Долгорукая выразительно посмотрела на него, намекая на то, что Сергей знает этого человека.
— Ситри?
— В правильном направлении мыслишь. После Гражданской войны, власти сделали всё, чтобы не оставить от коммунистической идеи даже камня на камне. Вернее, почти не оставить. Разрозненные левые группировки очень удобны элитам, как наёмники, которым можно доверить самую грязную работу, а потом отмазаться. Впрочем, уж как я их берегла и лелеяла, укрывала в своих владениях от преследований Ледниковых, Орловых и остальных…
— И тем не менее, они всё равно стояли в тени недавнего восстания.
— В тени стояли не они, а СБИ. Но красные действительно там массово участвовали. Не удивлюсь, если именно Волков их и переманил на свою сторону, — Долгорукая откашлялась — Поэтому, я и проверяю все «подарки» от Ситри. С коммунистами по-другому нельзя. Они пока слабые — покорные, а как только почувствуют силу, то растерзают, как стая голодных псов. Но даже на первой стадии, нужно быть внимательной. Ибо для них я и все наверху, кто их кормит — враги народа, угнетатели и эксплуататоры. Нелюди — в отношении которых не должно быть даже соблюдения договорённостей.
— После услышанного тобой, не могу с ними не согласится.
— Я тоже, малыш. — произнесла Долгорукая — Я была бы рада дожить до того дня, когда коммунистический демон возродится и утопит весь Ирий в крови. Вот это было бы зрелище!
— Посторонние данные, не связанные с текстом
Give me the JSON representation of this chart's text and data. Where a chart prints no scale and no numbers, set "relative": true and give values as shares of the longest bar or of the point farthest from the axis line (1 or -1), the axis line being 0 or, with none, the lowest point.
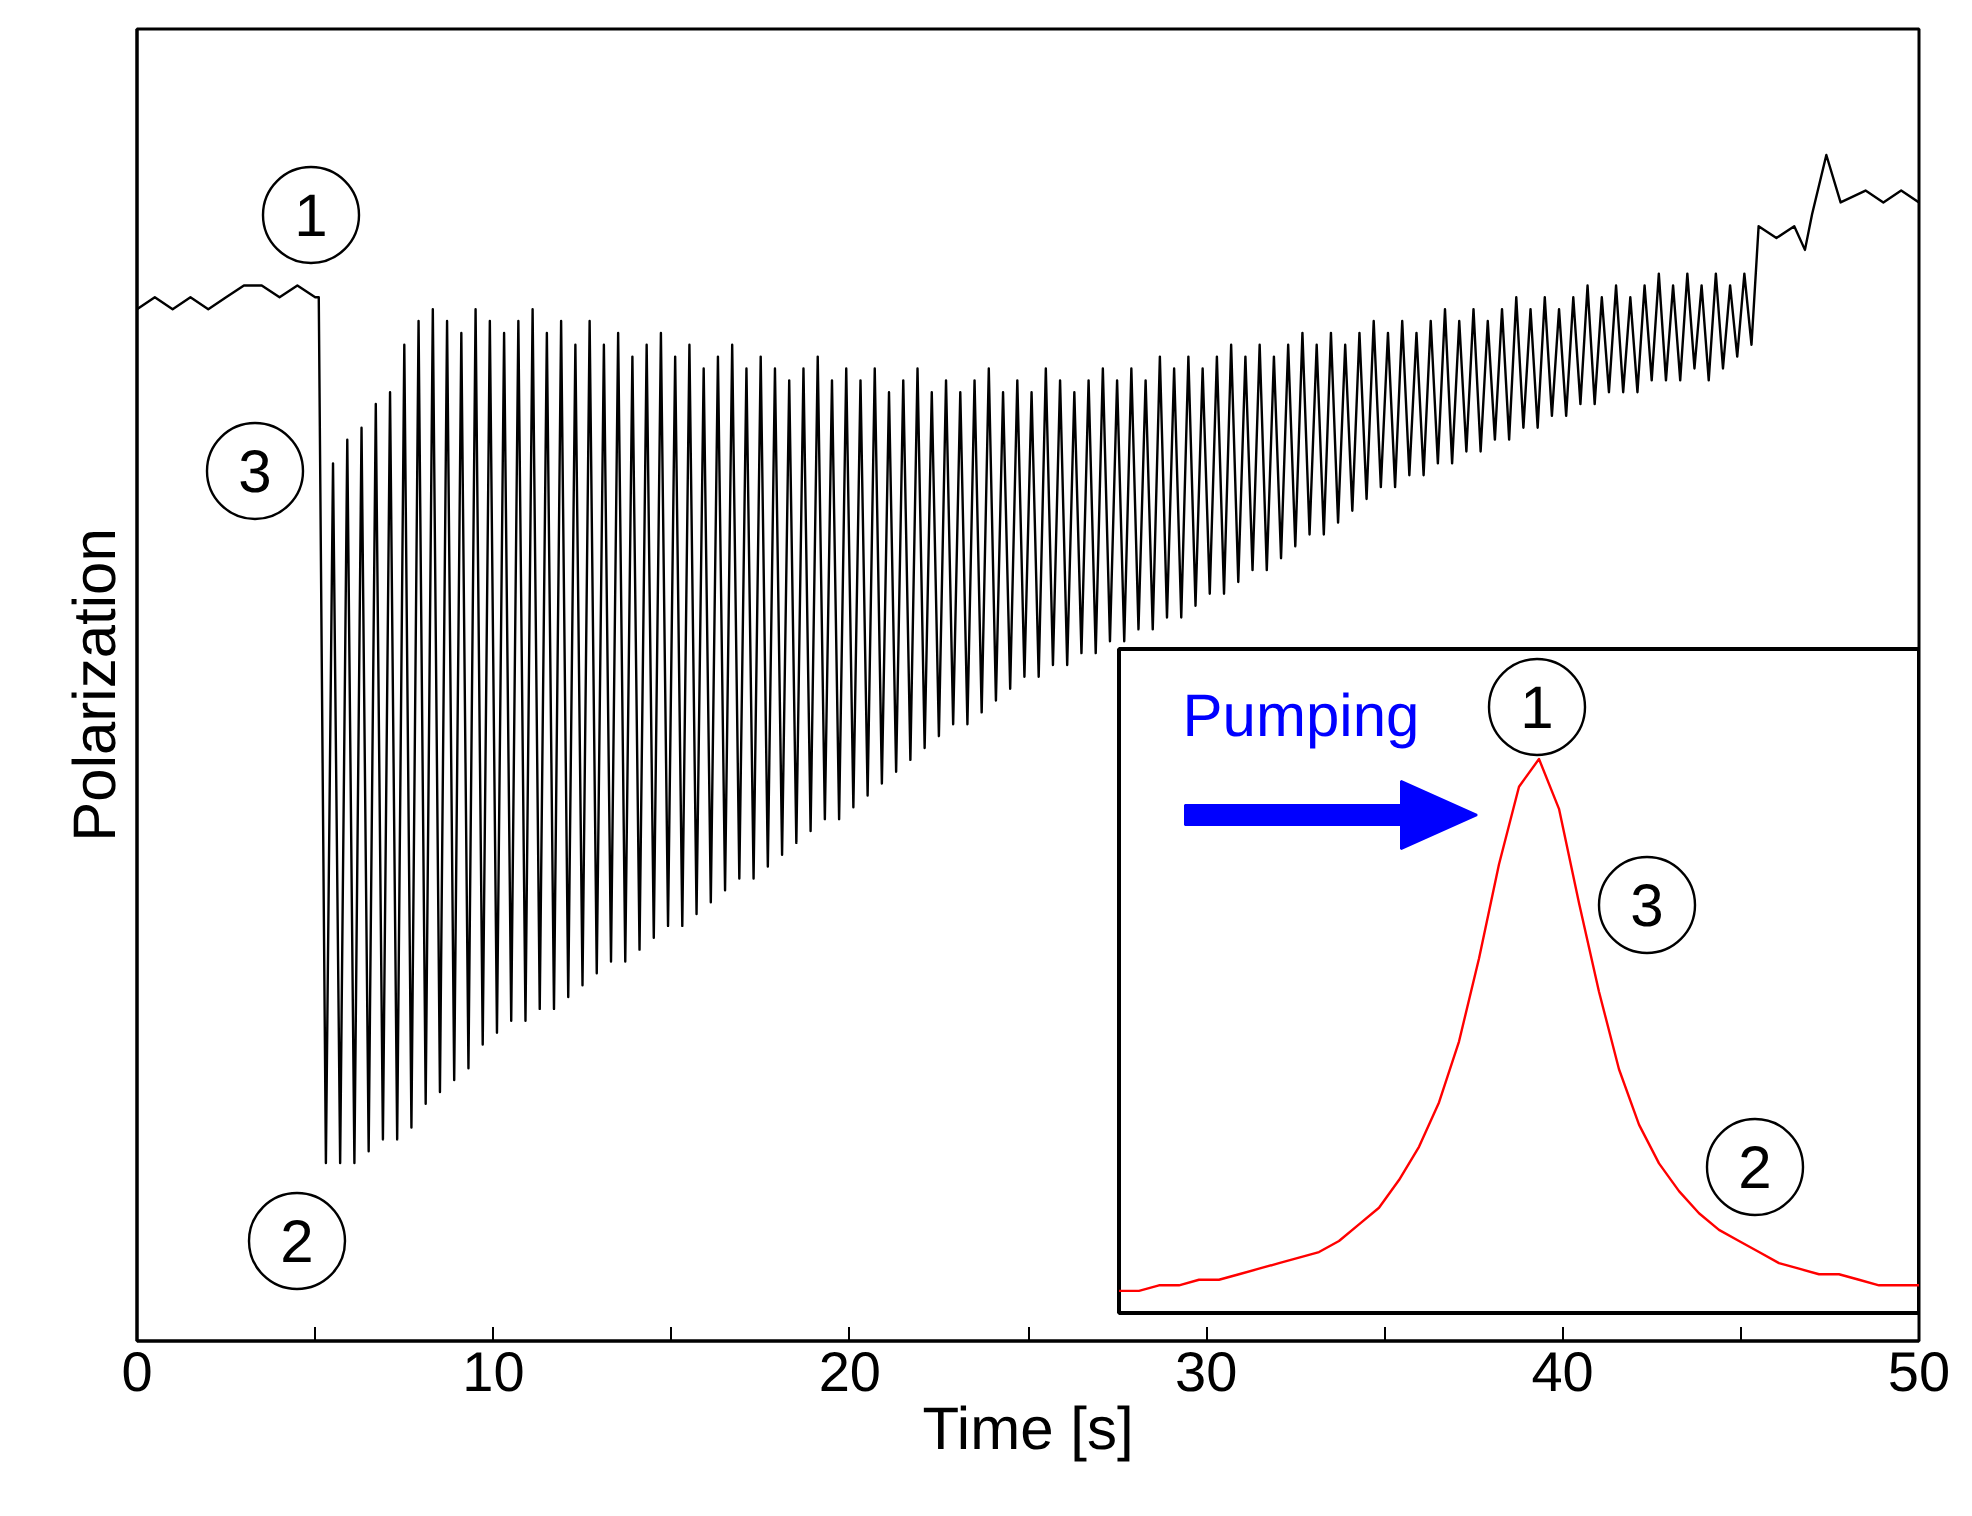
{
  "chart_data": [
    {
      "type": "line",
      "xlabel": "Time [s]",
      "ylabel": "Polarization",
      "relative": true,
      "tick_labels": "x",
      "xlim": [
        0,
        50
      ],
      "xticks": [
        0,
        {
          "value": 5,
          "label": null
        },
        10,
        {
          "value": 15,
          "label": null
        },
        20,
        {
          "value": 25,
          "label": null
        },
        30,
        {
          "value": 35,
          "label": null
        },
        40,
        {
          "value": 45,
          "label": null
        },
        50
      ],
      "annotations": [
        "1",
        "3",
        "2"
      ],
      "series": [
        {
          "color": "#000000",
          "x": [
            0,
            0.5,
            1,
            1.5,
            2,
            2.5,
            3,
            3.5,
            4,
            4.5,
            5,
            5.1,
            5.3,
            5.5,
            5.7,
            5.9,
            6.1,
            6.3,
            6.5,
            6.7,
            6.9,
            7.1,
            7.3,
            7.5,
            7.7,
            7.9,
            8.1,
            8.3,
            8.5,
            8.7,
            8.9,
            9.1,
            9.3,
            9.5,
            9.7,
            9.9,
            10.1,
            10.3,
            10.5,
            10.7,
            10.9,
            11.1,
            11.3,
            11.5,
            11.7,
            11.9,
            12.1,
            12.3,
            12.5,
            12.7,
            12.9,
            13.1,
            13.3,
            13.5,
            13.7,
            13.9,
            14.1,
            14.3,
            14.5,
            14.7,
            14.9,
            15.1,
            15.3,
            15.5,
            15.7,
            15.9,
            16.1,
            16.3,
            16.5,
            16.7,
            16.9,
            17.1,
            17.3,
            17.5,
            17.7,
            17.9,
            18.1,
            18.3,
            18.5,
            18.7,
            18.9,
            19.1,
            19.3,
            19.5,
            19.7,
            19.9,
            20.1,
            20.3,
            20.5,
            20.7,
            20.9,
            21.1,
            21.3,
            21.5,
            21.7,
            21.9,
            22.1,
            22.3,
            22.5,
            22.7,
            22.9,
            23.1,
            23.3,
            23.5,
            23.7,
            23.9,
            24.1,
            24.3,
            24.5,
            24.7,
            24.9,
            25.1,
            25.3,
            25.5,
            25.7,
            25.9,
            26.1,
            26.3,
            26.5,
            26.7,
            26.9,
            27.1,
            27.3,
            27.5,
            27.7,
            27.9,
            28.1,
            28.3,
            28.5,
            28.7,
            28.9,
            29.1,
            29.3,
            29.5,
            29.7,
            29.9,
            30.1,
            30.3,
            30.5,
            30.7,
            30.9,
            31.1,
            31.3,
            31.5,
            31.7,
            31.9,
            32.1,
            32.3,
            32.5,
            32.7,
            32.9,
            33.1,
            33.3,
            33.5,
            33.7,
            33.9,
            34.1,
            34.3,
            34.5,
            34.7,
            34.9,
            35.1,
            35.3,
            35.5,
            35.7,
            35.9,
            36.1,
            36.3,
            36.5,
            36.7,
            36.9,
            37.1,
            37.3,
            37.5,
            37.7,
            37.9,
            38.1,
            38.3,
            38.5,
            38.7,
            38.9,
            39.1,
            39.3,
            39.5,
            39.7,
            39.9,
            40.1,
            40.3,
            40.5,
            40.7,
            40.9,
            41.1,
            41.3,
            41.5,
            41.7,
            41.9,
            42.1,
            42.3,
            42.5,
            42.7,
            42.9,
            43.1,
            43.3,
            43.5,
            43.7,
            43.9,
            44.1,
            44.3,
            44.5,
            44.7,
            44.9,
            45.1,
            45.3,
            45.5,
            46,
            46.5,
            46.8,
            47,
            47.4,
            47.8,
            48.5,
            49,
            49.5,
            50
          ],
          "values": [
            0.87,
            0.88,
            0.87,
            0.88,
            0.87,
            0.88,
            0.89,
            0.89,
            0.88,
            0.89,
            0.88,
            0.88,
            0.15,
            0.74,
            0.15,
            0.76,
            0.15,
            0.77,
            0.16,
            0.79,
            0.17,
            0.8,
            0.17,
            0.84,
            0.18,
            0.86,
            0.2,
            0.87,
            0.21,
            0.86,
            0.22,
            0.85,
            0.23,
            0.87,
            0.25,
            0.86,
            0.26,
            0.85,
            0.27,
            0.86,
            0.27,
            0.87,
            0.28,
            0.85,
            0.28,
            0.86,
            0.29,
            0.84,
            0.3,
            0.86,
            0.31,
            0.84,
            0.32,
            0.85,
            0.32,
            0.83,
            0.33,
            0.84,
            0.34,
            0.85,
            0.35,
            0.83,
            0.35,
            0.84,
            0.36,
            0.82,
            0.37,
            0.83,
            0.38,
            0.84,
            0.39,
            0.82,
            0.39,
            0.83,
            0.4,
            0.82,
            0.41,
            0.81,
            0.42,
            0.82,
            0.43,
            0.83,
            0.44,
            0.81,
            0.44,
            0.82,
            0.45,
            0.81,
            0.46,
            0.82,
            0.47,
            0.8,
            0.48,
            0.81,
            0.49,
            0.82,
            0.5,
            0.8,
            0.51,
            0.81,
            0.52,
            0.8,
            0.52,
            0.81,
            0.53,
            0.82,
            0.54,
            0.8,
            0.55,
            0.81,
            0.56,
            0.8,
            0.56,
            0.82,
            0.57,
            0.81,
            0.57,
            0.8,
            0.58,
            0.81,
            0.58,
            0.82,
            0.59,
            0.81,
            0.59,
            0.82,
            0.6,
            0.81,
            0.6,
            0.83,
            0.61,
            0.82,
            0.61,
            0.83,
            0.62,
            0.82,
            0.63,
            0.83,
            0.63,
            0.84,
            0.64,
            0.83,
            0.65,
            0.84,
            0.65,
            0.83,
            0.66,
            0.84,
            0.67,
            0.85,
            0.68,
            0.84,
            0.68,
            0.85,
            0.69,
            0.84,
            0.7,
            0.85,
            0.71,
            0.86,
            0.72,
            0.85,
            0.72,
            0.86,
            0.73,
            0.85,
            0.73,
            0.86,
            0.74,
            0.87,
            0.74,
            0.86,
            0.75,
            0.87,
            0.75,
            0.86,
            0.76,
            0.87,
            0.76,
            0.88,
            0.77,
            0.87,
            0.77,
            0.88,
            0.78,
            0.87,
            0.78,
            0.88,
            0.79,
            0.89,
            0.79,
            0.88,
            0.8,
            0.89,
            0.8,
            0.88,
            0.8,
            0.89,
            0.81,
            0.9,
            0.81,
            0.89,
            0.81,
            0.9,
            0.82,
            0.89,
            0.81,
            0.9,
            0.82,
            0.89,
            0.83,
            0.9,
            0.84,
            0.94,
            0.93,
            0.94,
            0.92,
            0.95,
            1,
            0.96,
            0.97,
            0.96,
            0.97,
            0.96
          ]
        }
      ]
    },
    {
      "type": "line",
      "relative": true,
      "tick_labels": false,
      "categories": [
        null,
        null,
        null,
        null,
        null,
        null,
        null,
        null,
        null,
        null,
        null,
        null,
        null,
        null,
        null,
        null,
        null,
        null,
        null,
        null,
        null,
        null,
        null,
        null,
        null,
        null,
        null,
        null,
        null,
        null,
        null,
        null,
        null,
        null,
        null,
        null,
        null,
        null,
        null,
        null,
        null
      ],
      "annotations": [
        "Pumping",
        "1",
        "3",
        "2"
      ],
      "series": [
        {
          "color": "#ff0000",
          "values": [
            0.04,
            0.04,
            0.05,
            0.05,
            0.06,
            0.06,
            0.07,
            0.08,
            0.09,
            0.1,
            0.11,
            0.13,
            0.16,
            0.19,
            0.24,
            0.3,
            0.38,
            0.49,
            0.64,
            0.81,
            0.95,
            1,
            0.91,
            0.74,
            0.58,
            0.44,
            0.34,
            0.27,
            0.22,
            0.18,
            0.15,
            0.13,
            0.11,
            0.09,
            0.08,
            0.07,
            0.07,
            0.06,
            0.05,
            0.05,
            0.05
          ]
        }
      ]
    }
  ]
}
Сергея поражало безумие этой женщины. Она желала смерти существующей пирамиде, будучи сама, далеко не в самом её низу. Драгунов внимательно смотрел в лицо старухе через стекло, пытаясь найти в её глазах, хотя бы намёк на логику этого желания. Долгорукую «оторвали» от этого телохранителя, с которым ей нравилось. Так может это был всё-таки не плен? Может быть, она сама сдала свою семью, чтобы остаться с любимым? Сергею всё ещё с трудом верилось в то, что существует именно настолько мазохистская форма безумия. Когда сидеть на цепи у насильника приятнее чем иметь ВСЁ.
— Я честна, — воскликнула Долгорукая, как будто знала о его мыслях — Честна сама с собой. Я не лицемерка, которая врёт сама себе. Все прочие аристократы, пытаясь оправдать свою жестокость, придумывают различные идеи. Идеи, которыми обосновывают бесчинства, в первую очередь, перед собой. Они не хотят быть «разбойниками» и «маньяками», они видите ли, выше этого. Они преследуют более высокие цели, вроде «сохранения власти и привилегий». Ха! Я над этим не задумываюсь. Я убиваю, потому что это весело. Мучаю, пытаю, потому что получаю от этого наслаждение. И не скрываю этого. Я не пытаюсь ограничить себя, например, тем, что «не трогаю детей». А потом лицемерно бахвалится, что я «тварь, но с кодексом чести».